Poco tiempo después, desilusionado de todo, el padre de Miller, Pablo López Capestany, respetado abogado y periodista de la época, fue a un programa televisivo de CMQ donde solían entrevistarlo de vez en cuando, llamado Ante la Prensa, y disparó frente a cámaras dos cosas: una, que Fidel Castro y su gobierno eran comunistas, lo cual ya para ese entonces era oficial, pero dos, que eso, el comunismo, no había sido lo prometido años atrás.
“Mami y abuela le rogaron esa mañana en casa para que no fuera a cometer semejante locura, pero él ya había tomado su decisión y así lo hizo”.
–¿Qué sucedió después?
–Un amigo lo sacó rápido de allí y lo llevó para una casa en la playa, donde permaneció escondido durante un par de meses. Lo arrestaron luego, cuando regresó a La Habana debido al fallecimiento de su padre. Después del entierro, cuando recién había terminado de bañarse y estaba vistiéndose para regresar al escondite, llegaron los milicianos a casa y se lo llevaron preso.
–¿Lo apresaron por haber dicho en CMQ que Fidel era comunista?
–No. Lo acusaron de haber planeado el asesinato de Carlos Rafael Rodríguez, lo cual era un chiste, porque ambos eran amigos y hasta estudiaron juntos.
–¿A cuánto tiempo lo condenaron?
–A veinte años, aunque solo cumplió cuatro. Lo llevaron a una prisión en Isla de Pinos, donde guardó celda con Alberto Muller. Cuando Carlos Rafael se enteró, hizo todas las gestiones para sacarlo y también lo ayudó luego, cuando le consiguió la salida para los Estados Unidos en un barco de la Cruz Roja.
***
Pasados unos meses, en marzo de 1962 y aún con el padre preso, Miller se embarcaría de la noche a la mañana en un viaje solitario hacia los Estados Unidos que duraría poco más de tres años. Su familia, temerosa respecto al paso implacable de la Revolución y el tan sonado adoctrinamiento comunista, vio en la salida propuesta para ella por la Iglesia la única forma de salvación.

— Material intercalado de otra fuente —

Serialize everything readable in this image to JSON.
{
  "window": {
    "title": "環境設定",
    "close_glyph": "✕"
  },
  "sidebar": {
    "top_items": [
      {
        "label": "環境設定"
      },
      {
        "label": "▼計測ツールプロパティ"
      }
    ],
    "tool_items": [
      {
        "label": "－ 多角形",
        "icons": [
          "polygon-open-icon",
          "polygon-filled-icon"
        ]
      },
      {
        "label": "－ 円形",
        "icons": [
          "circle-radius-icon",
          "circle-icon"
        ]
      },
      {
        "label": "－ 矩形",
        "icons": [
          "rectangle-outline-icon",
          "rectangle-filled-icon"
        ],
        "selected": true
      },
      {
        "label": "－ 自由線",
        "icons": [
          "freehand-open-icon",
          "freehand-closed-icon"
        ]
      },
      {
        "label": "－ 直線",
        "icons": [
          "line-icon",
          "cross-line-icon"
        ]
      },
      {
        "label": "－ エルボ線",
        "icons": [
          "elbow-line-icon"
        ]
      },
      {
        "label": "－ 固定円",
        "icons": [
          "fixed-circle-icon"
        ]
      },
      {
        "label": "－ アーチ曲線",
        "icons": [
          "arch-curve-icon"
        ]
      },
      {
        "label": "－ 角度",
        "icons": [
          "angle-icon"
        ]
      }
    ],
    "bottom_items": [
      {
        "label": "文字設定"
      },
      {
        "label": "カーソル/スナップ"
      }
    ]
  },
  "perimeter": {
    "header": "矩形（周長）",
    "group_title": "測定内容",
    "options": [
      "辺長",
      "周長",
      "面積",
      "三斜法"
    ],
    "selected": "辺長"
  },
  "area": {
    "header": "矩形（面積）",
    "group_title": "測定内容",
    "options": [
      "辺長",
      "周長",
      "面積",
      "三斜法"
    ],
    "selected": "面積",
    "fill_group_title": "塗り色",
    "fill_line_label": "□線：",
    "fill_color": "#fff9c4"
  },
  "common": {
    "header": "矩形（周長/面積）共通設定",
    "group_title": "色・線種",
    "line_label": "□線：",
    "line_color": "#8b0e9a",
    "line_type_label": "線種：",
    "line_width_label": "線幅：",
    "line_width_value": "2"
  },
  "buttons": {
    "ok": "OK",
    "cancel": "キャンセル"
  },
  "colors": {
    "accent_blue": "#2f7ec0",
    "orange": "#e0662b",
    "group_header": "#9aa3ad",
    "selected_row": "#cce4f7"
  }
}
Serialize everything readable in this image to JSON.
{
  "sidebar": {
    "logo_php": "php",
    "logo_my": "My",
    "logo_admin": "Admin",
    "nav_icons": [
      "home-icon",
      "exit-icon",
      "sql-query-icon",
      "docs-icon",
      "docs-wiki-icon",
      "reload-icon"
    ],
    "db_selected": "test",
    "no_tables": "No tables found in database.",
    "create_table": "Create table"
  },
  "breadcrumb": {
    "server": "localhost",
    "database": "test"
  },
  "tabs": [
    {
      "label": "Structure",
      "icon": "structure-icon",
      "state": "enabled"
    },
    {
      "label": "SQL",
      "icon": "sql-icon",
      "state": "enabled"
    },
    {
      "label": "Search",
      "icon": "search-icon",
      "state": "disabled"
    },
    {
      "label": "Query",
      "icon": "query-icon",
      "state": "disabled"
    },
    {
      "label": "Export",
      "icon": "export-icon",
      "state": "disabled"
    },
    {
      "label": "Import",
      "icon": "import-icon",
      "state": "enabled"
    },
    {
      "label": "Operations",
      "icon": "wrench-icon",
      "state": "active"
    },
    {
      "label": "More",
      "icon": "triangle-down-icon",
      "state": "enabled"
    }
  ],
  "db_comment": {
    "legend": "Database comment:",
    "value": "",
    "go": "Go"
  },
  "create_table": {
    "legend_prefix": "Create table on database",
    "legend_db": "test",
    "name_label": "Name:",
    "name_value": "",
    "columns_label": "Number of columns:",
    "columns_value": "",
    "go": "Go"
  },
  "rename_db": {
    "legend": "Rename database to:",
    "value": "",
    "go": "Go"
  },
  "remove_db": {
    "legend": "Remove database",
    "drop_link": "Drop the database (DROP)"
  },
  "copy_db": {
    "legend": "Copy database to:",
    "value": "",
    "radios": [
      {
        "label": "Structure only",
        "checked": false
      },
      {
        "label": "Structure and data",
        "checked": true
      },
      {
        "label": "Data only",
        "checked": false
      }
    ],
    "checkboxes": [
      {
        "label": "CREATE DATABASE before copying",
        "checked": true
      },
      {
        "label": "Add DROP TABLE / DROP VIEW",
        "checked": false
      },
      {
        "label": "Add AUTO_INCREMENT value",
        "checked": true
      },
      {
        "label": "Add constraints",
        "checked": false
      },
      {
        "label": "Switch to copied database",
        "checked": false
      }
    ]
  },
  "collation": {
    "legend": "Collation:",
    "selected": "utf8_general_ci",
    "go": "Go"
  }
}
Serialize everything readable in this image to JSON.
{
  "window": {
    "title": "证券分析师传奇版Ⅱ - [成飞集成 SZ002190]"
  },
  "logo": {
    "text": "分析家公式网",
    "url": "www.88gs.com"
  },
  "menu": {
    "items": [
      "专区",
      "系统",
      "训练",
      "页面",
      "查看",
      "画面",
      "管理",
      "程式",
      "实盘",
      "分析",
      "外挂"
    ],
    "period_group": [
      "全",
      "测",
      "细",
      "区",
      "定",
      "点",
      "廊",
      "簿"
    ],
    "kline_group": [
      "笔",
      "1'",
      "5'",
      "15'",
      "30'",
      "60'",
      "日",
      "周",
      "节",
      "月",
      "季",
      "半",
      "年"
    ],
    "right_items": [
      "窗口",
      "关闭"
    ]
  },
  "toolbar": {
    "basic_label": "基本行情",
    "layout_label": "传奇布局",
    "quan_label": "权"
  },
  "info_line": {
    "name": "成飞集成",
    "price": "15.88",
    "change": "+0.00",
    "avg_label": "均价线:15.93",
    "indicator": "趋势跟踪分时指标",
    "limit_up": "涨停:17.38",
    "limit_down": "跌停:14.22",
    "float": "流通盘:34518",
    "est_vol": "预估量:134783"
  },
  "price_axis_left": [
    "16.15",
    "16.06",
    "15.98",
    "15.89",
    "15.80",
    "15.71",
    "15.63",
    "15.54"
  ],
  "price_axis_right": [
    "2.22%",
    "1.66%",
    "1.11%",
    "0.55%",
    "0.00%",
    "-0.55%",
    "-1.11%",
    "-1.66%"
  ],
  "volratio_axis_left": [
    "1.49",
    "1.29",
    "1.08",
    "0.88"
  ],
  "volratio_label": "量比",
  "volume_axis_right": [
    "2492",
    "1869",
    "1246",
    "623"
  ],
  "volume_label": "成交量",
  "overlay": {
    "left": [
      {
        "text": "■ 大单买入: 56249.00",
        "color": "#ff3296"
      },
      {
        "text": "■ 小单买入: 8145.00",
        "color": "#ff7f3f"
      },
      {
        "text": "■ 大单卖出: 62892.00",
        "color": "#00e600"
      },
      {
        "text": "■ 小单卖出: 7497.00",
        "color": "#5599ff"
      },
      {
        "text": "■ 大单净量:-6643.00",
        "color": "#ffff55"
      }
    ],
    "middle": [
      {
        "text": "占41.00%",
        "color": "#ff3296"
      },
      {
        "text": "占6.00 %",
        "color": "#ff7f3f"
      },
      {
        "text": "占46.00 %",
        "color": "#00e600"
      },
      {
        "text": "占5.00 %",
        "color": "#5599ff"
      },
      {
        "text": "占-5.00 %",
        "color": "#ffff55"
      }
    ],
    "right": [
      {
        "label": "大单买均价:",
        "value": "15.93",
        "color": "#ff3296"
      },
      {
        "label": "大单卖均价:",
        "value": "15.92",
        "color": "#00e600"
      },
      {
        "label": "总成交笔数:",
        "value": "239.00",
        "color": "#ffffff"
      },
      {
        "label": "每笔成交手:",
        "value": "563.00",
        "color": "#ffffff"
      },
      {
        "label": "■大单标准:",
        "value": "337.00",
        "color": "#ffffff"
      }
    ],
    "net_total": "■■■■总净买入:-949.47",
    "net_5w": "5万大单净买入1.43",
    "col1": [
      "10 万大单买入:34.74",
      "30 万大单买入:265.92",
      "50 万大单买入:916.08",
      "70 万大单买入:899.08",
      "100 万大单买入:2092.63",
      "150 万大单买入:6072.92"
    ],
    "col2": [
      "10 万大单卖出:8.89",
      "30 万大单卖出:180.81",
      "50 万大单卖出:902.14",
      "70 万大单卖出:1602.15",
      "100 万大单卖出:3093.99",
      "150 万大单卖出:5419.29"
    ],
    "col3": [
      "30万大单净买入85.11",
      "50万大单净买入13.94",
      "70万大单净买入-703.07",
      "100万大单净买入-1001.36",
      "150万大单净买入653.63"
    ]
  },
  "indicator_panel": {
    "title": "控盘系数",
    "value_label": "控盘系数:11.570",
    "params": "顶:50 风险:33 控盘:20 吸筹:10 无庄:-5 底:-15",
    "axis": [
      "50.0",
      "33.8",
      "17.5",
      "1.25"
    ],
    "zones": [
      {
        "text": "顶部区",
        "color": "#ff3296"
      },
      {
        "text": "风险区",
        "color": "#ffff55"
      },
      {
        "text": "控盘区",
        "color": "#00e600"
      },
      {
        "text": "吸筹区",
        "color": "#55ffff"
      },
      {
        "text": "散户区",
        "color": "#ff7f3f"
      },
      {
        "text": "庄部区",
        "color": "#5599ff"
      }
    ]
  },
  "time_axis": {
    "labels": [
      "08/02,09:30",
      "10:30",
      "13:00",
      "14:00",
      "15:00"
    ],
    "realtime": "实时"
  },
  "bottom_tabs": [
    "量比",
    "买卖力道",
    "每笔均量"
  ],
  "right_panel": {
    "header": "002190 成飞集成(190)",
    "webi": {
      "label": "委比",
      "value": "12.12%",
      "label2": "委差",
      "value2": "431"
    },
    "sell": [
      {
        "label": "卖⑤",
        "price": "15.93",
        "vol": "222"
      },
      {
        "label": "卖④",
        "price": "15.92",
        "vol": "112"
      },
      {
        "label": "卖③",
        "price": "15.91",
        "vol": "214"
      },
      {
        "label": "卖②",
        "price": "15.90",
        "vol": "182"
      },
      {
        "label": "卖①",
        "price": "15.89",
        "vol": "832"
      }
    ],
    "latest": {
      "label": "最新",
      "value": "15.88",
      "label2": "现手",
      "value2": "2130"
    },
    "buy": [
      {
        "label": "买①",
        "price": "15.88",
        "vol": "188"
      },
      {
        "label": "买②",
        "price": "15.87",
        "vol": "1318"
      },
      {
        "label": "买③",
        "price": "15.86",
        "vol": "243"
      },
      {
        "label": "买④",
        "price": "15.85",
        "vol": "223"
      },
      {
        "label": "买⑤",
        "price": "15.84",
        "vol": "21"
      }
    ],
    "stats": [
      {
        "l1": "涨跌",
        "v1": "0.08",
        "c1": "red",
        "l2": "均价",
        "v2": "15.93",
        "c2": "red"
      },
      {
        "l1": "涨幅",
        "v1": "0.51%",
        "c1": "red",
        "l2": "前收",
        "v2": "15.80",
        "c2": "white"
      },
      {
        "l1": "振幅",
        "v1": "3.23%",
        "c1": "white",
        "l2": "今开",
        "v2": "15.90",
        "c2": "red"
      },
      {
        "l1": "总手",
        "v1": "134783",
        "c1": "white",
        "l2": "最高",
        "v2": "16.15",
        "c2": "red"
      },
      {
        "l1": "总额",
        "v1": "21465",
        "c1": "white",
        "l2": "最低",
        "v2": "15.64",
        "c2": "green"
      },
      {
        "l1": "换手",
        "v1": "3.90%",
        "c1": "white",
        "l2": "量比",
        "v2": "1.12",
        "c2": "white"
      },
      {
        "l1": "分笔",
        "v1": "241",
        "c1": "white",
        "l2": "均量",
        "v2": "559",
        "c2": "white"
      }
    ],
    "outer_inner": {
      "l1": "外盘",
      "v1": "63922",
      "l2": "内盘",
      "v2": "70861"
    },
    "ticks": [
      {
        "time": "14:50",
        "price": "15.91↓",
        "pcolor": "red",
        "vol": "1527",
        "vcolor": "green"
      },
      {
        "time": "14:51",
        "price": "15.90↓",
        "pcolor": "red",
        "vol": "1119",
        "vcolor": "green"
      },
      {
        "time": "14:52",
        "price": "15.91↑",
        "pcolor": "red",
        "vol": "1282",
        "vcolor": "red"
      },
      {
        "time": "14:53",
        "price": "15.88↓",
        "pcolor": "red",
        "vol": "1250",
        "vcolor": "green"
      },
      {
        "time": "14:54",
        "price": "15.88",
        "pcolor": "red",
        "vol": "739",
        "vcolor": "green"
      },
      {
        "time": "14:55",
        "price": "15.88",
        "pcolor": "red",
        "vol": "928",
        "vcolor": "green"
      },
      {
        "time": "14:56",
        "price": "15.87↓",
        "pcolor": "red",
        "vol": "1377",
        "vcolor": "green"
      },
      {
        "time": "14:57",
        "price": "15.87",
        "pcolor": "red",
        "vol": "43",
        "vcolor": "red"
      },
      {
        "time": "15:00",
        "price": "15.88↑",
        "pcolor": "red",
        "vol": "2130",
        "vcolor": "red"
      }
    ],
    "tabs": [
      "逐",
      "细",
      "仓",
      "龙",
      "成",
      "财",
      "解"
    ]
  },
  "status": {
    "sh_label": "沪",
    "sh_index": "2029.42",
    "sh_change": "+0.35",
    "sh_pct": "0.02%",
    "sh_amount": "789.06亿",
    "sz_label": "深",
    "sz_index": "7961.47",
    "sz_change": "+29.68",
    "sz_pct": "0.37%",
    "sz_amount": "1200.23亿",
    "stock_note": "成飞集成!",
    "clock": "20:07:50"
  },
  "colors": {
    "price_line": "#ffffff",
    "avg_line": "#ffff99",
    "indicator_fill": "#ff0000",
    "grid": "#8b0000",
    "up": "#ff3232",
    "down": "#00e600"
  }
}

“No sabría decir realmente de quién fue la decisión de enviarme, solo que me dijeron la tarde antes de irme, o sea, el 29 de marzo del 62. Fue entonces cuando supe. Se imaginará qué dolor, sobre todo al darme cuenta así, de buenas a primeras, que tendría que dejar todo atrás, incluyendo a mi novio Benny, que era el amor de mi vida.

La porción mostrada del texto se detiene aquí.